For years Judaism’s Conservative branch struggled over whether women should become rabbis. Reform Jews, more liberal, have ordained women since 1972, and 71 are now rabbis. But the Conservatives warily delayed, until in 1983 the faculty of the Jewish Theological Seminary voted to train and ordain women. Last week, with the first female seminarian about to graduate, the cycle was completed when the Rabbinical Assembly, the organization of Conservative rabbis in the U.S. and Canada, announced it would admit to membership anyone ordained by the seminary, male or female.
Ready and able to join after her May ordination is Amy Eilberg, 30. “The long vigil is over,” she said gratefully. During the next few years she will be followed by 18 other women now in the rabbinical program at the New York City seminary, the only such school in the Conservative branch. Eilberg’s assembly membership provides critical recognition for her as a Conservative rabbi. The rabbi-to-be, who is married to a religion scholar, is considering a hospital chaplaincy or a job at a synagogue in southern Indiana near her home. The Conservatives’ change “creates a synthesis of Jewish tradition and contemporary reality that can only be for the best,” said Eilberg, although “there is certainly some tension now.”

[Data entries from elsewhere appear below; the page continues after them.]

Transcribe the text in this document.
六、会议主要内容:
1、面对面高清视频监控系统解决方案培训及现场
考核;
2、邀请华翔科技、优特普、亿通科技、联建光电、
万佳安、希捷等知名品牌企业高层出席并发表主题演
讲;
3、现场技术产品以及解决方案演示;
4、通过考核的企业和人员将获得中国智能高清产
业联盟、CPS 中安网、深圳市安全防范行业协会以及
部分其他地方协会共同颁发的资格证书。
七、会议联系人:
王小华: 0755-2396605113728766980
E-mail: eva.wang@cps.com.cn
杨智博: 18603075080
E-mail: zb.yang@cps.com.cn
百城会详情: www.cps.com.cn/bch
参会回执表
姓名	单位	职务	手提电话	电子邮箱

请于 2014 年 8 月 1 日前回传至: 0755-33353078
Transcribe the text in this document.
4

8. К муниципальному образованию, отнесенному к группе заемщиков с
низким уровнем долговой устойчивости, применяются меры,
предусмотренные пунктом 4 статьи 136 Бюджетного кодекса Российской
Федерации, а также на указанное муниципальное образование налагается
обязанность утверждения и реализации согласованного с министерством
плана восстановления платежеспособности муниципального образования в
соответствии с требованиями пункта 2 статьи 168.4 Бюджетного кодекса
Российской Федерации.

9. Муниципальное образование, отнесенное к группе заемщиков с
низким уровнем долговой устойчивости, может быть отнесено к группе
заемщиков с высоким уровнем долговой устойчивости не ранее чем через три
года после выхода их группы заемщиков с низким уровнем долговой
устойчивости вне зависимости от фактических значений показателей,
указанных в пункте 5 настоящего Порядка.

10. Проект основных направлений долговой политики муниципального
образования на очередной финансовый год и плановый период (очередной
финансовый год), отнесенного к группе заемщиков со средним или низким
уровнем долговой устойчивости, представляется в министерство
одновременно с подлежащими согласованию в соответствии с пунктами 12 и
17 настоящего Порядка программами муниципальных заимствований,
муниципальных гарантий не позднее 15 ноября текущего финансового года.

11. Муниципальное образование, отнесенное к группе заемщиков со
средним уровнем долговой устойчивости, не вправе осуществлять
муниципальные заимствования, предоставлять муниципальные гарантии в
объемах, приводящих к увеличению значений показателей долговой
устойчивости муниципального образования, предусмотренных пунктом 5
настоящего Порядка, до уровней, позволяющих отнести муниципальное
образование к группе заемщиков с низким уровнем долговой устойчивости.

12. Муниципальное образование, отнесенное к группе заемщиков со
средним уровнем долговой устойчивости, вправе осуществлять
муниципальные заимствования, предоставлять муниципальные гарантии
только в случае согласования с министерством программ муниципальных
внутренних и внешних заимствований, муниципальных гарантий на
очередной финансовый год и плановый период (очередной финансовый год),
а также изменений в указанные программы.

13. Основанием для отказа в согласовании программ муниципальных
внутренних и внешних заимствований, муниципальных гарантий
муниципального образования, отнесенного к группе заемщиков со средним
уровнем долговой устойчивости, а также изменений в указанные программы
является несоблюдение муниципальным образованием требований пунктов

Last week’s decision was opposed by 30% of the Conservative rabbinate, and women were admitted only through parliamentary finesse. A three-fourths majority is normally necessary to approve an individual candidate. In 1983 and 1984 the Rabbinical Assembly convention fell short of that vote on a move to allow a woman rabbi to transfer from the Reform branch. But the new measure, automatically admitting seminary graduates, was passed as a constitutional amendment requiring only a two-thirds majority.
The decision thus moves the Conservatives closer to liberal Jews and widens the gap with the Orthodox on the right, who deem the change unthinkable because traditional religious law limits several customary rabbinical duties to men. Rabbi Pinchas Stolper, executive vice president of the Union of Orthodox Jewish Congregations, notes that when the Conservative movement arose a century ago, “they viewed themselves as a moderate wing of Orthodoxy. Through this decision they have broken all pretense of being part of Jewish tradition.”